АУТ. 80-е

Tekst
0
Recenzje
Przeczytaj fragment
Oznacz jako przeczytane
Czcionka:Mniejsze АаWiększe Aa

В Москву? – В деревню

А мы тем временем защитили дипломы. Мой диплом был посвящен проблеме свободного стиха в современной поэзии. И вместе с дипломом, в котором было красиво выведено «филолог, преподаватель», – получили распределение. Тогда оно еще было – распределение. В филологах-преподавателях, а проще говоря, учителях русского языка и литературы, нуждались, прежде всего, сельские школы.

Я могла бы остаться в городе – у меня давно шел журналистский стаж, были центральные публикации. Можно было не только работать в редакции молодежной газеты или на телевидении – можно было смело ехать в Москву.

Но я поехала в деревню. Меня всегда притягивала к себе деревня – был в ней для меня какой-то магнит, какая-то истина, – как в старых песнях. И вряд ли будет преувеличением сказать, что меня притягивала земля. Да, меня притягивала земля. Ощущение поля. Мне казалось, что есть какая-то связь, важная связь, – меня и земли, и мне надо еще что-то понять и, может быть, избавиться от какого-то обмана, каких-то ненужных проблем, опутывающих мою голову. После всего, что я учила и сдавала, после всего, что я уже пережила и в чем продолжала запутываться, хотелось предельной простоты.

От распределения по сельским школам все мечтали избавиться. Мало кто собирался работать в школе, даже в городе. Мне же казалось, что это, по меньшей мере, нечестно. Нечестно для городского человека не думать о деревне, а для взрослого – не думать о школе. Думать в том смысле, что делать что-нибудь. Молодых надо призывать в школу, а не в армию. На два года. Учителями или помощниками учителей.

И я поехала работать в сельскую школу. Я бы сделала это, даже если бы не было никаких других, скрытых причин и мотивов.

Страх

Но была и скрытая причина. Мне хотелось уехать на край земли и спрятаться, уехать как можно дальше, чтобы меня нельзя было найти. Я не могла отделаться от чувства, что меня кто-то преследует. Я не могла избавиться от страха. Бывший муж – очень странно было даже мысленно называть его так, во всём этом была такая мучительная ошибка, – не появлялся, но я чувствовала, что появление не только возможно – оно будет. Оно проявится, раскроется; я чувствовала, что мне грозит опасность.

И я смотрела на письмо, как на подтверждение этого чувства, на разрастание его, на новый вид, форму, которая грозит ростом, новой веткой, новым витком. Пристально рассматривала штамп на конверте, пытаясь раскрыть какой-нибудь подлог или подвох. Штамп, как и обратный адрес… Ленинск-Кузнецкий.
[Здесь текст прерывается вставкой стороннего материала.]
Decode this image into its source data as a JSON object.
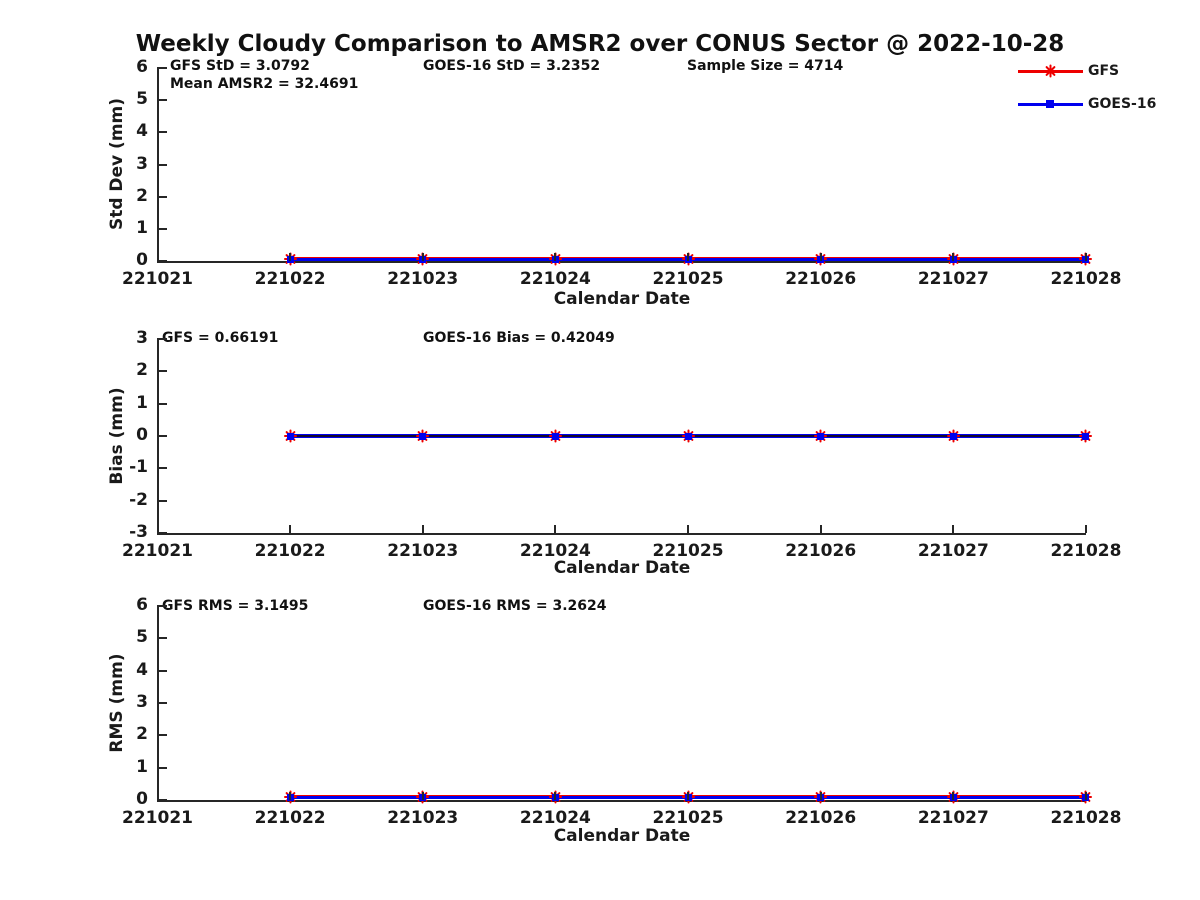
{
  "title": "Weekly Cloudy Comparison to AMSR2 over CONUS Sector @ 2022-10-28",
  "colors": {
    "gfs": "#ee0000",
    "goes16": "#0000ee",
    "axis": "#262626",
    "bias_line": "#150a2d",
    "text": "#111111"
  },
  "legend": {
    "items": [
      {
        "label": "GFS",
        "color": "#ee0000",
        "marker": "asterisk"
      },
      {
        "label": "GOES-16",
        "color": "#0000ee",
        "marker": "square"
      }
    ]
  },
  "chart_data": [
    {
      "type": "line",
      "panel": "std-dev",
      "ylabel": "Std Dev (mm)",
      "xlabel": "Calendar Date",
      "ylim": [
        0,
        6
      ],
      "yticks": [
        0,
        1,
        2,
        3,
        4,
        5,
        6
      ],
      "categories": [
        "221021",
        "221022",
        "221023",
        "221024",
        "221025",
        "221026",
        "221027",
        "221028"
      ],
      "annotations": [
        "GFS StD = 3.0792",
        "Mean AMSR2 = 32.4691",
        "GOES-16 StD = 3.2352",
        "Sample Size = 4714"
      ],
      "stats": {
        "gfs_std": 3.0792,
        "mean_amsr2": 32.4691,
        "goes16_std": 3.2352,
        "sample_size": 4714
      },
      "series": [
        {
          "name": "GFS",
          "marker": "asterisk",
          "x": [
            "221022",
            "221023",
            "221024",
            "221025",
            "221026",
            "221027",
            "221028"
          ],
          "values": [
            0.05,
            0.05,
            0.05,
            0.05,
            0.05,
            0.05,
            0.05
          ]
        },
        {
          "name": "GOES-16",
          "marker": "square",
          "x": [
            "221022",
            "221023",
            "221024",
            "221025",
            "221026",
            "221027",
            "221028"
          ],
          "values": [
            0.05,
            0.05,
            0.05,
            0.05,
            0.05,
            0.05,
            0.05
          ]
        }
      ],
      "legend_position": "upper-right-outside",
      "grid": false
    },
    {
      "type": "line",
      "panel": "bias",
      "ylabel": "Bias (mm)",
      "xlabel": "Calendar Date",
      "ylim": [
        -3,
        3
      ],
      "yticks": [
        -3,
        -2,
        -1,
        0,
        1,
        2,
        3
      ],
      "categories": [
        "221021",
        "221022",
        "221023",
        "221024",
        "221025",
        "221026",
        "221027",
        "221028"
      ],
      "annotations": [
        "GFS = 0.66191",
        "GOES-16 Bias  = 0.42049"
      ],
      "stats": {
        "gfs_bias": 0.66191,
        "goes16_bias": 0.42049
      },
      "series": [
        {
          "name": "GFS",
          "marker": "asterisk",
          "x": [
            "221022",
            "221023",
            "221024",
            "221025",
            "221026",
            "221027",
            "221028"
          ],
          "values": [
            0,
            0,
            0,
            0,
            0,
            0,
            0
          ]
        },
        {
          "name": "GOES-16",
          "marker": "square",
          "x": [
            "221022",
            "221023",
            "221024",
            "221025",
            "221026",
            "221027",
            "221028"
          ],
          "values": [
            0,
            0,
            0,
            0,
            0,
            0,
            0
          ]
        }
      ],
      "grid": false
    },
    {
      "type": "line",
      "panel": "rms",
      "ylabel": "RMS (mm)",
      "xlabel": "Calendar Date",
      "ylim": [
        0,
        6
      ],
      "yticks": [
        0,
        1,
        2,
        3,
        4,
        5,
        6
      ],
      "categories": [
        "221021",
        "221022",
        "221023",
        "221024",
        "221025",
        "221026",
        "221027",
        "221028"
      ],
      "annotations": [
        "GFS RMS = 3.1495",
        "GOES-16 RMS = 3.2624"
      ],
      "stats": {
        "gfs_rms": 3.1495,
        "goes16_rms": 3.2624
      },
      "series": [
        {
          "name": "GFS",
          "marker": "asterisk",
          "x": [
            "221022",
            "221023",
            "221024",
            "221025",
            "221026",
            "221027",
            "221028"
          ],
          "values": [
            0.08,
            0.08,
            0.08,
            0.08,
            0.08,
            0.08,
            0.08
          ]
        },
        {
          "name": "GOES-16",
          "marker": "square",
          "x": [
            "221022",
            "221023",
            "221024",
            "221025",
            "221026",
            "221027",
            "221028"
          ],
          "values": [
            0.08,
            0.08,
            0.08,
            0.08,
            0.08,
            0.08,
            0.08
          ]
        }
      ],
      "grid": false
    }
  ]
}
Далеко, на краю земли… Нет, не может быть, это что-то другое…

Две недели мучений и страхов, жутких мысленных картин, чем это может закончиться, и терзаний совести: а вдруг я всю жизнь буду мучиться потом, что не подала руку помощи и поддержки бедному оступившемуся человеку. Ну не руку, конечно, – хотя бы взгляд. А вдруг я должна помочь – и не помогу, хотя бы крупицей своего внимания… Но я опять иду по краю и готова шагнуть в трясину. Через две недели я поняла: это уже схватка с собственным страхом, который гложет меня и вот-вот сделает своей жертвой, полностью подчинит.

«…Из прихоти нищего – "подайте мне монету, да обязательно серебряную" – я морочу тебе голову, считай так…»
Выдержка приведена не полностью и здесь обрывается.